To be immersed in the Truth, in Christ
– part of this process is prayer, in which we exercise our friendship with him and
we come to know him: his way of being, of thinking, of acting. Praying is a journey
in personal communion with Christ, setting before him our daily life, our successes
and failures, our struggles and our joys – in a word, it is to stand in front of him.
But if this is not to become a form of self-contemplation, it is important that we
constantly learn to pray by praying with the Church. Celebrating the Eucharist means
praying. We celebrate the Eucharist rightly if with our thoughts and our being we
enter into the words which the Church sets before us. There we find the prayer of
all generations, which accompany us along the way towards the Lord. As priests, in
the Eucharistic celebration we are those who by their prayer blaze a trail for the
prayer of today’s Christians. If we are inwardly united to the words of prayer, if
we let ourselves be guided and transformed by them, then the faithful will also enter
into those words. And then all of us will become truly “one body, one spirit” in
Christ.
To be immersed in God’s truth and thus in his holiness – for us this
also means to acknowledge that the truth makes demands, to stand up, in matters great
and small, to the lie which in so many different ways is present in the world; accepting
the struggles associated with the truth, because its inmost joy is present within
us. Nor, when we talk about being sanctified in the truth, should we forget that
in Jesus Christ truth and love are one. Being immersed in him means being immersed
in his goodness, in true love. True love does not come cheap, it can also prove quite
costly. It resists evil in order to bring men true good. If we become one with Christ,
we learn to recognize him precisely in the suffering, in the poor, in the little ones
of this world; then we become people who serve, who recognize our brothers and sisters
in him, and in them, we encounter him.
“Sanctify them in truth” – this is
the first part of what Jesus says. But then he adds: “I consecrate myself, so that
they also may be consecrated in truth” – that is, truly consecrated (Jn 17:19).

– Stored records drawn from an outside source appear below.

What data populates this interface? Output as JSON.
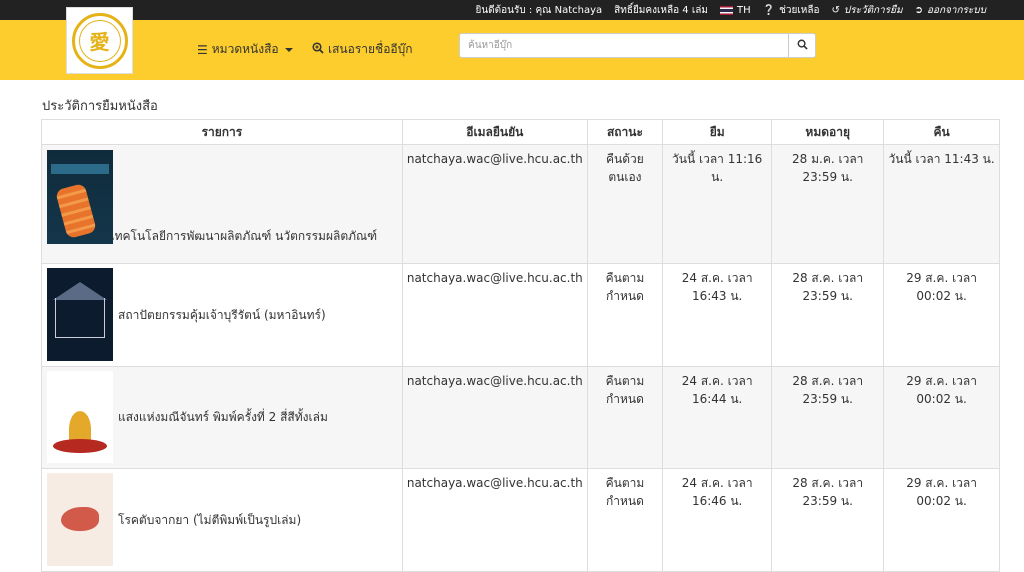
{
  "topbar": {
    "welcome": "ยินดีต้อนรับ : คุณ Natchaya",
    "quota": "สิทธิ์ยืมคงเหลือ 4 เล่ม",
    "lang": "TH",
    "help": "ช่วยเหลือ",
    "history": "ประวัติการยืม",
    "logout": "ออกจากระบบ"
  },
  "header": {
    "categories": "หมวดหนังสือ",
    "suggest": "เสนอรายชื่ออีบุ๊ก",
    "search_placeholder": "ค้นหาอีบุ๊ก"
  },
  "page_title": "ประวัติการยืมหนังสือ",
  "table": {
    "headers": [
      "รายการ",
      "อีเมลยืนยัน",
      "สถานะ",
      "ยืม",
      "หมดอายุ",
      "คืน"
    ],
    "rows": [
      {
        "title": "หลักการทางเทคโนโลยีการพัฒนาผลิตภัณฑ์ นวัตกรรมผลิตภัณฑ์",
        "email": "natchaya.wac@live.hcu.ac.th",
        "status": "คืนด้วยตนเอง",
        "borrow": "วันนี้ เวลา 11:16 น.",
        "expire": "28 ม.ค. เวลา 23:59 น.",
        "return": "วันนี้ เวลา 11:43 น."
      },
      {
        "title": "สถาปัตยกรรมคุ้มเจ้าบุรีรัตน์ (มหาอินทร์)",
        "email": "natchaya.wac@live.hcu.ac.th",
        "status": "คืนตามกำหนด",
        "borrow": "24 ส.ค. เวลา 16:43 น.",
        "expire": "28 ส.ค. เวลา 23:59 น.",
        "return": "29 ส.ค. เวลา 00:02 น."
      },
      {
        "title": "แสงแห่งมณีจันทร์ พิมพ์ครั้งที่ 2 สี่สีทั้งเล่ม",
        "email": "natchaya.wac@live.hcu.ac.th",
        "status": "คืนตามกำหนด",
        "borrow": "24 ส.ค. เวลา 16:44 น.",
        "expire": "28 ส.ค. เวลา 23:59 น.",
        "return": "29 ส.ค. เวลา 00:02 น."
      },
      {
        "title": "โรคตับจากยา (ไม่ตีพิมพ์เป็นรูปเล่ม)",
        "email": "natchaya.wac@live.hcu.ac.th",
        "status": "คืนตามกำหนด",
        "borrow": "24 ส.ค. เวลา 16:46 น.",
        "expire": "28 ส.ค. เวลา 23:59 น.",
        "return": "29 ส.ค. เวลา 00:02 น."
      }
    ]
  }
}
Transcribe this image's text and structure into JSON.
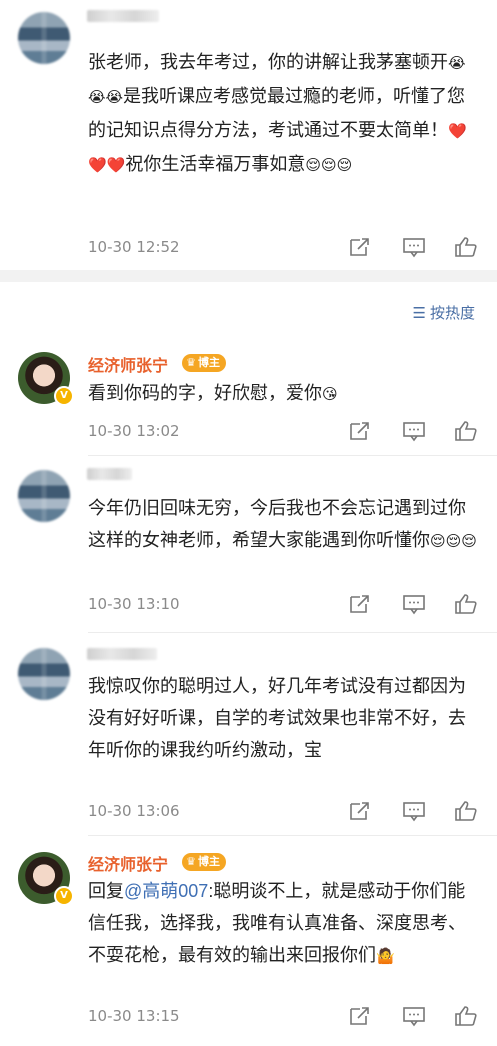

I think that this second part has a special meaning of its own. In the world’s religions
there are many different ritual means of “sanctification”, of the consecration of
a human person. Yet all these rites can remain something merely formal. Christ asks
for his disciples the true sanctification which transforms their being, their very
selves; he asks that it not remain a ritual formality, but that it make them truly
the “property” of the God of holiness. We could even say that Christ prayed on behalf
of us for that sacrament which touches us in the depths of our being. But he also
prayed that this interior transformation might be translated day by day in our lives;
that in our everyday routine and our concrete daily lives we might be truly pervaded
by the light of God.
On the eve of my priestly ordination, fifty-eight years
ago, I opened the Sacred Scripture, because I wanted to receive once more a word from
the Lord for that day and for my future journey as a priest. My gaze fell on this
passage: “Sanctify them in the truth; your word is truth”. Then I realized: the Lord
is speaking about me, and he is speaking to me. This very same thing will be accomplished
tomorrow in me. When all is said and done, we are not consecrated by rites, even
though rites are necessary. The bath in which the Lord immerses us is himself – the
Truth in person. Priestly ordination means: being immersed in him, immersed in the
Truth. I belong in a new way to him and thus to others, “that his Kingdom may come”.
Dear friends, in this hour of the renewal of promises, we want to pray to the Lord
to make us men of truth, men of love, men of God. Let us implore him to draw us ever
anew into himself, so that we may become truly priests of the New Covenant. Amen.